We see the news, we turn the page and read the next article, and nothing is thought of these concerns until renewal time….cue the scary music. The sad reality of our current financial environment is that few will escape the impact of the changes in effect and the changes to come. So if you didn’t read closely the first time, take note now….THIS APPLIES TO YOU! OSFI Superintendent Peter Routledge states that the changes OSFI seeks to incorporate into home financing policy could very well mean:
1. Fewer borrowers will qualify for a mortgage with a federally regulated lender, like a bank.
As proposed, banks would potentially have to reduce how many mortgages they grant to borrowers with high ratios of debt to income (those with mortgages over 450 per cent of their income, for example).
OSFI could also put a hard limit on traditional debt ratios, which banks use to underwrite borrowers.

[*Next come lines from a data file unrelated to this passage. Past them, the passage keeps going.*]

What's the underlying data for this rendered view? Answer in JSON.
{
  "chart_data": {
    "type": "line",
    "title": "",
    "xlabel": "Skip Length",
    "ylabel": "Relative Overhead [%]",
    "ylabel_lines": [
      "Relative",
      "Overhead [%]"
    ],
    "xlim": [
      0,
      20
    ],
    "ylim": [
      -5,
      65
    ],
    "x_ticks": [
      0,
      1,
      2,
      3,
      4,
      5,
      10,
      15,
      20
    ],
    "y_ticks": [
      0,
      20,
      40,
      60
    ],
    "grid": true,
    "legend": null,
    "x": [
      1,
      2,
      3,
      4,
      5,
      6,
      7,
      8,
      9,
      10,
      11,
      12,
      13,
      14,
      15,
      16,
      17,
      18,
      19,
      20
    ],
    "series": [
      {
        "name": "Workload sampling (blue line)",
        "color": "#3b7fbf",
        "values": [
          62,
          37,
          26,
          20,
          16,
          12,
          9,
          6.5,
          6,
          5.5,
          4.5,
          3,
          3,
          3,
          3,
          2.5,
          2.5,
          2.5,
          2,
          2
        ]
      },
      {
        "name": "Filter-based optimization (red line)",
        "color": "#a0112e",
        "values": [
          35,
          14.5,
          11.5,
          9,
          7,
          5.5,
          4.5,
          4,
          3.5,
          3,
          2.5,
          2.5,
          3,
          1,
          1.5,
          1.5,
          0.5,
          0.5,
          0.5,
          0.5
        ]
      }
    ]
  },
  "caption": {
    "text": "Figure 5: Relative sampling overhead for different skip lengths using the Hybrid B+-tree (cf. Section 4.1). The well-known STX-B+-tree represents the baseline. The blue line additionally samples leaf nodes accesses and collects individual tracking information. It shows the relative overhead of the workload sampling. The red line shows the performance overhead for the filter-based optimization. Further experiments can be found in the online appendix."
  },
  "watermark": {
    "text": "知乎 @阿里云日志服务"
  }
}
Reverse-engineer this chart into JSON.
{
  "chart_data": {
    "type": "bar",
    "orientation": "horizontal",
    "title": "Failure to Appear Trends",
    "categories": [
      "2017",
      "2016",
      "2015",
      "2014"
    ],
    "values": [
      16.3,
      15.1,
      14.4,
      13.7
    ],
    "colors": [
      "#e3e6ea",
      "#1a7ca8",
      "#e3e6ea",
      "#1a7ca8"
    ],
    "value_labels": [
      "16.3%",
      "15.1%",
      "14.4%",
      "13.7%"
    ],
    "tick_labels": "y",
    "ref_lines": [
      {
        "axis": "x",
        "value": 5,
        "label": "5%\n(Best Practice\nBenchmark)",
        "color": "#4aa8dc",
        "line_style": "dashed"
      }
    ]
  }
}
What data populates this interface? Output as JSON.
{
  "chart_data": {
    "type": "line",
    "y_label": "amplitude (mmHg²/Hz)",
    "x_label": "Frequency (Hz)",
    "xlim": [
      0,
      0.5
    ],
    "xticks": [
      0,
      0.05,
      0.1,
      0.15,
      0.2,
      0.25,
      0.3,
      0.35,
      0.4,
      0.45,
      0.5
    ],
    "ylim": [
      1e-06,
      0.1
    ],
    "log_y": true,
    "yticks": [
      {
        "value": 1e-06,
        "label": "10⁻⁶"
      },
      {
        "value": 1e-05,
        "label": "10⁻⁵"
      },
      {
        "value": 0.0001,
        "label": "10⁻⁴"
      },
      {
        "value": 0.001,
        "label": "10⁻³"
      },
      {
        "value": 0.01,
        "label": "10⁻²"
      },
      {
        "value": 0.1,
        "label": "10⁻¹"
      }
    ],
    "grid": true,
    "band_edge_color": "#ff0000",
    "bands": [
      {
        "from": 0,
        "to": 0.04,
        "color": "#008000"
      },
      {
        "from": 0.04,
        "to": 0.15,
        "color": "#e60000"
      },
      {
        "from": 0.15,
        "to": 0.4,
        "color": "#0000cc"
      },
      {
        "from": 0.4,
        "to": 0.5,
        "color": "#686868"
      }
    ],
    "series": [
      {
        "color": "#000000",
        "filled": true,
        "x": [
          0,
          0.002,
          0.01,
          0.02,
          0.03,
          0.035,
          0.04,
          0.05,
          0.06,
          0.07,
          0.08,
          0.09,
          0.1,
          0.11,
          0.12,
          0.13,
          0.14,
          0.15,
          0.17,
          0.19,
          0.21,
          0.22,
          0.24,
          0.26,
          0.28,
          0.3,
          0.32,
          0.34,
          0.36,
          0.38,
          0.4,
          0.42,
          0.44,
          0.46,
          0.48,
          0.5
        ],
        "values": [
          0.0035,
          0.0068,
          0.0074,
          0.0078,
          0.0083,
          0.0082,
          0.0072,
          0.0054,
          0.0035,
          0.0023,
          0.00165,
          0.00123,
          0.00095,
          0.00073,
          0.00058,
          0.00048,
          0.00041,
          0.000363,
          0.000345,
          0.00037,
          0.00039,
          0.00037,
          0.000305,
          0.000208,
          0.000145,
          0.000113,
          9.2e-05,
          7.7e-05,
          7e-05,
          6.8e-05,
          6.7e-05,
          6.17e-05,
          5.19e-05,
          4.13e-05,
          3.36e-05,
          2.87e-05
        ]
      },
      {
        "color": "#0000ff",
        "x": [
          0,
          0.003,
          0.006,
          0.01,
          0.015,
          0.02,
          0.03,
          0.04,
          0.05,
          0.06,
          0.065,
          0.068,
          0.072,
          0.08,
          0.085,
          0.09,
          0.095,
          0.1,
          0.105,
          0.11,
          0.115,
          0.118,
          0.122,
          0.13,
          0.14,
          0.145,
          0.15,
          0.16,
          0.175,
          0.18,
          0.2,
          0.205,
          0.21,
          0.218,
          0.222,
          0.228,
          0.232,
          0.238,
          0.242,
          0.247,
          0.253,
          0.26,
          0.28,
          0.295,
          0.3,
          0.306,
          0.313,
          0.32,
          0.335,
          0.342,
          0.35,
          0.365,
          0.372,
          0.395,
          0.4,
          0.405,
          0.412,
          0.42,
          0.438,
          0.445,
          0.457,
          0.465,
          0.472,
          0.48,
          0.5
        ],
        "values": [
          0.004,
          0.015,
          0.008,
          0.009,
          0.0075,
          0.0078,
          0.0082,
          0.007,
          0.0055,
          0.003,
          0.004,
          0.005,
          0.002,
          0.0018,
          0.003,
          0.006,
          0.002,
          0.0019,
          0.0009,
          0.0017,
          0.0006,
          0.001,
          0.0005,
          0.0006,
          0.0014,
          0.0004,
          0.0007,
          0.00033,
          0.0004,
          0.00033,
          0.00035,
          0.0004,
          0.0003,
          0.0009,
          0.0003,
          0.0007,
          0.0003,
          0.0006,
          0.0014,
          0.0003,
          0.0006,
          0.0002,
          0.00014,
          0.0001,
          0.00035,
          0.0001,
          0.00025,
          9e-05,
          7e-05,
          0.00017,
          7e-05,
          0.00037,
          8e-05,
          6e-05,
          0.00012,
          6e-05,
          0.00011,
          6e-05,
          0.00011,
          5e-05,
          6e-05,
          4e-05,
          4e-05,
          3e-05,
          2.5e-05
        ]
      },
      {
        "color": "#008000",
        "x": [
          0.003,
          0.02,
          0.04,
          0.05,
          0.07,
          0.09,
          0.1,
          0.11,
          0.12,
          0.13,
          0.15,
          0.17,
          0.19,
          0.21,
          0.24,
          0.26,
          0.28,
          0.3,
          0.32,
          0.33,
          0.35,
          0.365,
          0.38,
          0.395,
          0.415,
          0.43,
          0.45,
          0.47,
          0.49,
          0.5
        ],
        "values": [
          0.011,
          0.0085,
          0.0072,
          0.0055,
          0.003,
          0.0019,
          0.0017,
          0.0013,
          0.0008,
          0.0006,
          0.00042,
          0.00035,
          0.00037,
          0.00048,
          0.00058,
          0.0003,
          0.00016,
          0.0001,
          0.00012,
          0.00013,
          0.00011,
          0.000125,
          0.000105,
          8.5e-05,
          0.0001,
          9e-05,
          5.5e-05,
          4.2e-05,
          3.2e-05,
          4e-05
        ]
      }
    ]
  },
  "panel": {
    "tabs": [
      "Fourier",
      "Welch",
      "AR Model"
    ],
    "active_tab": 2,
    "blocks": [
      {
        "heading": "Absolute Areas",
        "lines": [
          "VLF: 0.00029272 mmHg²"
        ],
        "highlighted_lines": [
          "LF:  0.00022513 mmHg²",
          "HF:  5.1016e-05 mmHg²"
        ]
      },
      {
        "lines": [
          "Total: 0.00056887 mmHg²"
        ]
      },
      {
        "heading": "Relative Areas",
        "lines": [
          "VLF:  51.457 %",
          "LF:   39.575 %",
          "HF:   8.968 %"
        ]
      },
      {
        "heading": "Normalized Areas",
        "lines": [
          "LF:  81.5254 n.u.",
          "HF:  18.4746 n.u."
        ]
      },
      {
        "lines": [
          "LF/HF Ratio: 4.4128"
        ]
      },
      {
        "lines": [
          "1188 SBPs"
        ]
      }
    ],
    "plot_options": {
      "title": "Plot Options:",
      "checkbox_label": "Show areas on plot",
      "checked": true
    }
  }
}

Today, banks make exceptions for creditworthy high-debt-to-income borrowers – so long as they have significant assets or other risk mitigants. That may end or be curtailed.
On top of that, OSFI may somehow raise the minimum interest rate borrowers must prove they can afford.
2. More borrowers will pay up for non-prime mortgages
When bank credit becomes more restrictive, borrowers increasingly search out less-regulated lenders where it’s easier to get approved. That flexibility comes with higher interest rates and fees, which raise default risk for these borrowers. OSFI suggests this is an immaterial risk for the banks it regulates – but if you’re the borrower assuming this risk, it’s material.
3. It could add slight downward pressure to home prices, other things being equal
Some will argue that OSFI’s timing could exacerbate the housing sell-off. After all, home prices in many regions have fallen off a cliff, affordability is stretched with lofty interest rates and we’re likely headed into recession. We also just got a foreign-buyers ban, there’s a new anti-flipping law, federal and provincial governments have enacted a slew of new real estate-related taxes, and in February Basel III, an international regulatory framework for banks, is going to further tighten mortgage capital requirements. It’s probably fortunate that the implementation date of these changes is several months out, at least six months is my guess.
My coles notes interpretation of this all is….. It may get harder to borrow money, but housing could be slightly more affordable (it’s hard to say this as an Albertan in BC!). It’s important now to plan ahead (much ahead). Seek out assistance from a reputable mortgage broker so you can look at all options available to you – you WILL want them!